St. Jean-Marie Vianney (1786-1859), the famous country priest from Ars, France, once said “When we cannot go to the church, let us turn towards the tabernacle; for no wall can shut us out from the good God.”
How might we go about making a spiritual Communion? In pretty much the same way as receiving sacramental communion. First, prepare yourself by having a desire to be united to Jesus Christ by acknowledging the need you have for Him; acknowledge and repent of your sins, past and present, ask Him to give you the grace to live entirely for Him, and finally offer a thanksgiving for your creation, preservation all the blessings of this life.
While there is no specific prayer prescribed by the Church to make an act of spiritual communion, one of the more popular prayers of spiritual communion comes from St. Alphonsus Liguori (1696-1787). We used this prayer on Easter Sunday:
“My Jesus, I believe that you are present in the most Blessed Sacrament. I love You above all things and I desire to receive You into my soul. Since I cannot now receive You sacramentally, come at least spiritually into my heart. I embrace You as if You were already there, and unite myself wholly to You. Never permit me to be separated from You. Amen.”
While we may consider the practice of “spiritual communion” as an alternative until such time as we can gather together again in person, we can also unite ourselves with Christ more closely through reading, studying, praying and discussing the Scriptures. Consider the daily readings offered in the Lectionary. Practice the meditative, reflective “lectio divina” method of praying with the word of God. Encounter the Lord through the psalms and prayers of the Daily Office (Morning/Evening Prayer, Compline), which in a complementary way, call forth the various devotions of the People of God.

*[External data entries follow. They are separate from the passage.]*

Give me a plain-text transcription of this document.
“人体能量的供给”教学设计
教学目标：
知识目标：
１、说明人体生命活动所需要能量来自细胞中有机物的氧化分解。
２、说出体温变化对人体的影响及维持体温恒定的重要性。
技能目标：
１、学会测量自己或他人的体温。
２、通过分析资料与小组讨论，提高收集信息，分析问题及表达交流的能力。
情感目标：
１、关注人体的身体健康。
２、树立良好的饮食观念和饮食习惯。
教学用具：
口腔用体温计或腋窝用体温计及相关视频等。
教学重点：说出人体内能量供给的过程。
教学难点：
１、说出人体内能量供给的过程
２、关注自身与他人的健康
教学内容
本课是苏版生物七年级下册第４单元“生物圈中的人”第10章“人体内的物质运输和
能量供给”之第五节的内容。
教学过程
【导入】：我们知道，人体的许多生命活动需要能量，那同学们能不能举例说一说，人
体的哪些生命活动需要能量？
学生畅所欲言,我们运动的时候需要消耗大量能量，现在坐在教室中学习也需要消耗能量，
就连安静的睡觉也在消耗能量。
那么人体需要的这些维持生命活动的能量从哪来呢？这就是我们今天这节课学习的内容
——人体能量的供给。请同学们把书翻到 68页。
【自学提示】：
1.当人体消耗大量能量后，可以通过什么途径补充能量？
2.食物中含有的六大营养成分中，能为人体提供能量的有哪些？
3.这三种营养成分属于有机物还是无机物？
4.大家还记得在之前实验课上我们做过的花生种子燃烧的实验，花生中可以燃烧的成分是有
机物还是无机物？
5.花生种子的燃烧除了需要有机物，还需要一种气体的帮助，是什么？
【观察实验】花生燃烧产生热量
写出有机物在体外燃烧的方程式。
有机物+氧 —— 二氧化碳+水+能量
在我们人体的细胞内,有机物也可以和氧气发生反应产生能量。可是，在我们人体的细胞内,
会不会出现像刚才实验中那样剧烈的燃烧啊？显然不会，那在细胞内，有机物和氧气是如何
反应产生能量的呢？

Although we long for the time when we can once again greet one another with hugs and kisses, when we can together share in the mystical supper of our Lord in a sacramental sense, it bears remembering that while we are not gathered together in person at Church of the Holy Apostles, Jesus is not just sitting there waiting for us to come back and visit! He is
here with us, wherever we are:
“For where two or three are gathered together in my name, there am I in the midst of them” (Mt 18: 20). And I believe He means virtual gatherings as well!
Be safe, Dear Ones, and remember all the people who love you.